Dirigido pelo cineasta indígena Werá Alexandre, o filme recebeu investimento de R$ 70 mil para uma produção de 25 minutos. A iniciativa possibilitou a contratação de profissionais e aquisição de equipamentos, embora a maior parte da equipe — incluindo o elenco — seja formada por integrantes da própria comunidade Guarani.

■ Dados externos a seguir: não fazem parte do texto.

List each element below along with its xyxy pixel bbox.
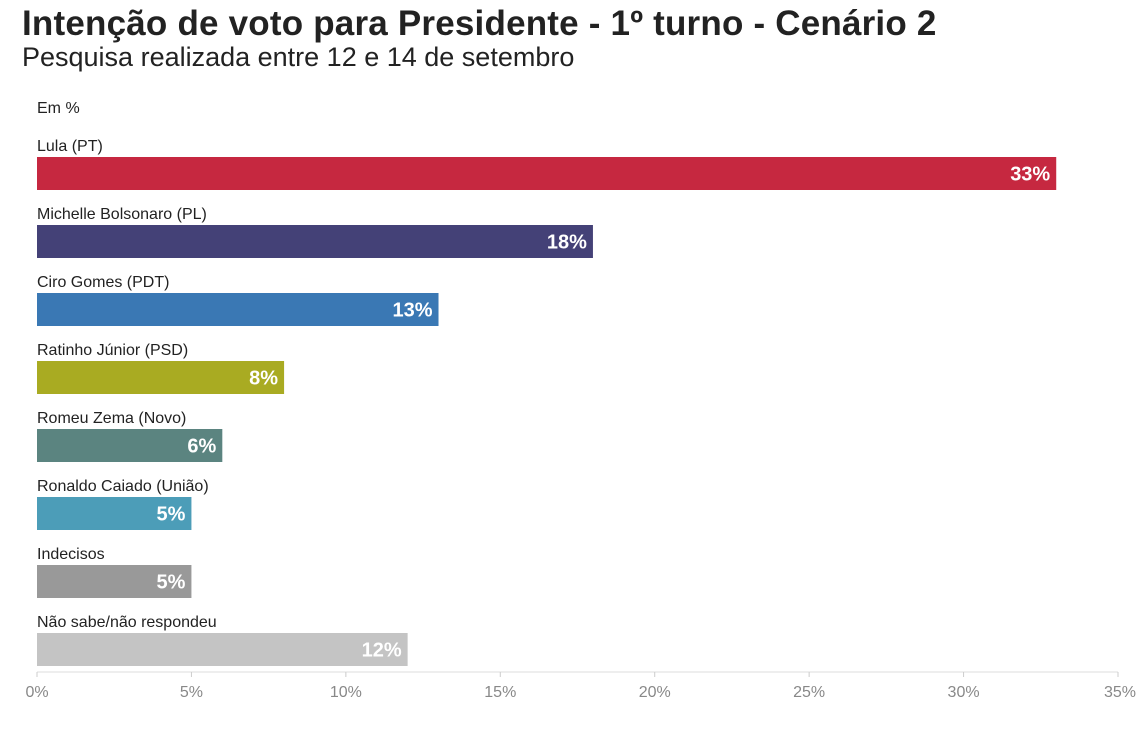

A atriz principal, Juliana Ferreira, também é irmã do diretor e dá vida a uma personagem inspirada em experiências reais. A narrativa aborda o conflito vivido por jovens indígenas entre o mundo tradicional e as influências da sociedade contemporânea.
Segundo o diretor, o filme propõe uma abordagem diferente do padrão mais comum nas produções indígenas. “É uma obra híbrida, que mistura realidade com ficção. Mostramos que o indígena tem acesso à tecnologia, mas isso não significa perder sua cultura”, explica.
Werá também destaca a importância de produções feitas pelos próprios povos originários. “Filmes feitos por não indígenas muitas vezes trazem uma visão estereotipada. Nós mostramos como enxergamos o mundo”, afirma.
Natural de Misiones, na Argentina, o cineasta iniciou sua trajetória ainda jovem, em aldeias do Rio Grande do Sul. Ele já dirigiu outras produções e participou da montagem de diversos filmes. Atualmente, trabalha em um novo projeto, intitulado “Kanhangue (As Mulheres)”, que já teve o roteiro selecionado para importantes laboratórios e festivais.
Para o diretor, o cinema vai além da arte: “É uma forma de reafirmar nossa resistência e nossa luta pelo direito de existir”.